Choć samo określenie TradWife jest neologizmem, to zjawisko nie jest nowe. Nazwa pochodzi od angielskiego Traditional Wife, czyli Tradycyjnej Żony. Taki model zakłada powierzenie wszelkich spraw decyzyjnych mężowi i całkowite skupienie się na opiece nad ogniskiem domowym. W dużym uproszczeniu można uznać, że to mężczyzna ma dbać o sprawy finansowe, a kobieta wypełniać wszystkie domowe obowiązki włącznie z pełną opieką nad dziećmi (również edukacją domową). Jest to bardzo konserwatywne podejście, doskonale nam znane dzięki wciąż krążącym po sieci grafikom z lat 50-tych, które hołdowały właśnie takiemu modelowi tradycyjnej rodziny.

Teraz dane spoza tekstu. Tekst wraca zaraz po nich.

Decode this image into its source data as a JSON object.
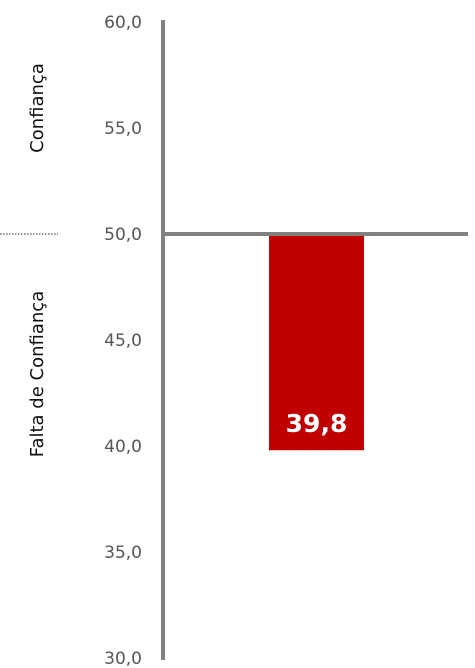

Szczegółowy materiał na temat wartości przyświecających TradWife przygotowała psycholożka Basia Wójcik. W swoim filmie przedstawia 5 filarów charakteryzujących tradycyjną żonę. Stawia również pytanie, czy w dzisiejszych czasach ruch ma szansę na powodzenie, zwłaszcza w obliczu inflacji.
Zawód żona
Jesteśmy świadkami dość ciekawego momentu w historii emancypacji kobiet, które na każdym kroku dostają sprzeczne informacje od społeczeństwa. I tak mama i żona, która zdecyduje się na godzenie obowiązków domowych z rozwojem osobistym i zawodowym usłyszy, że zaniedbuje rodzinę. Z kolei ta, która postanowi spełniać się jako gospodyni domowa usłyszy, że tak naprawdę nic nie robi i marnuje swój potencjał.
Z tym drugim mitem rozprawia się nasza twórczyni Aleksandra Załęska z bloga mamanawypasie.pl. W swoim artykule udowadnia, że bycie matką i gospodynią domową to zawód na pełny etat i nie ma nic wspólnego z popularnym określeniem ona to tylko leży i pachnie.
Mając w pamięci powyższy artykuł Aleksandry, trzeba pamiętać o tym, że zdecydowanie się na zostanie w domu z dziećmi i prowadzenie gospodarstwa, nie równa się nicnierobieniu.
TradWife w praktyce
Część kobiet, które zdecydowały się na przyjęcie roli TradWife, opowiada o swoim życiu w sieci. Jedną z nich jest Karolina Baszak, która udowadnia, że mimo licznych głosów o zaściankowości takiego podejścia, da się pogodzić rolę tradycyjnej żony z rozwojem osobistym i zawodowym. Karolina spodziewa się obecnie czwartego dziecka i w pełni poświęca się dbaniu o gospodarstwo domowe, o czym pisze wprost w postach na swoim Instagramie. Oprócz swoich codziennych zajęć, znajduje jednak czas na prowadzenie swojej firmy… a nawet dwóch. Jak to robi? O tym opowiada w poniższym filmie.
W latach 50-tych model tradycyjnej żony był z góry narzucony. Obecnie jest przeważnie świadomym wyborem, a trend TradWife w pewnych kręgach rośnie w siłę. Zwłaszcza wśród rodzin, które wyznają katolickie wartości. I tak długo, jak jest to zgodna i w pełni przemyślana decyzja partnerów, a sytuacja finansowa rodziny na to pozwala, to czy powinniśmy taki wybór krytykować?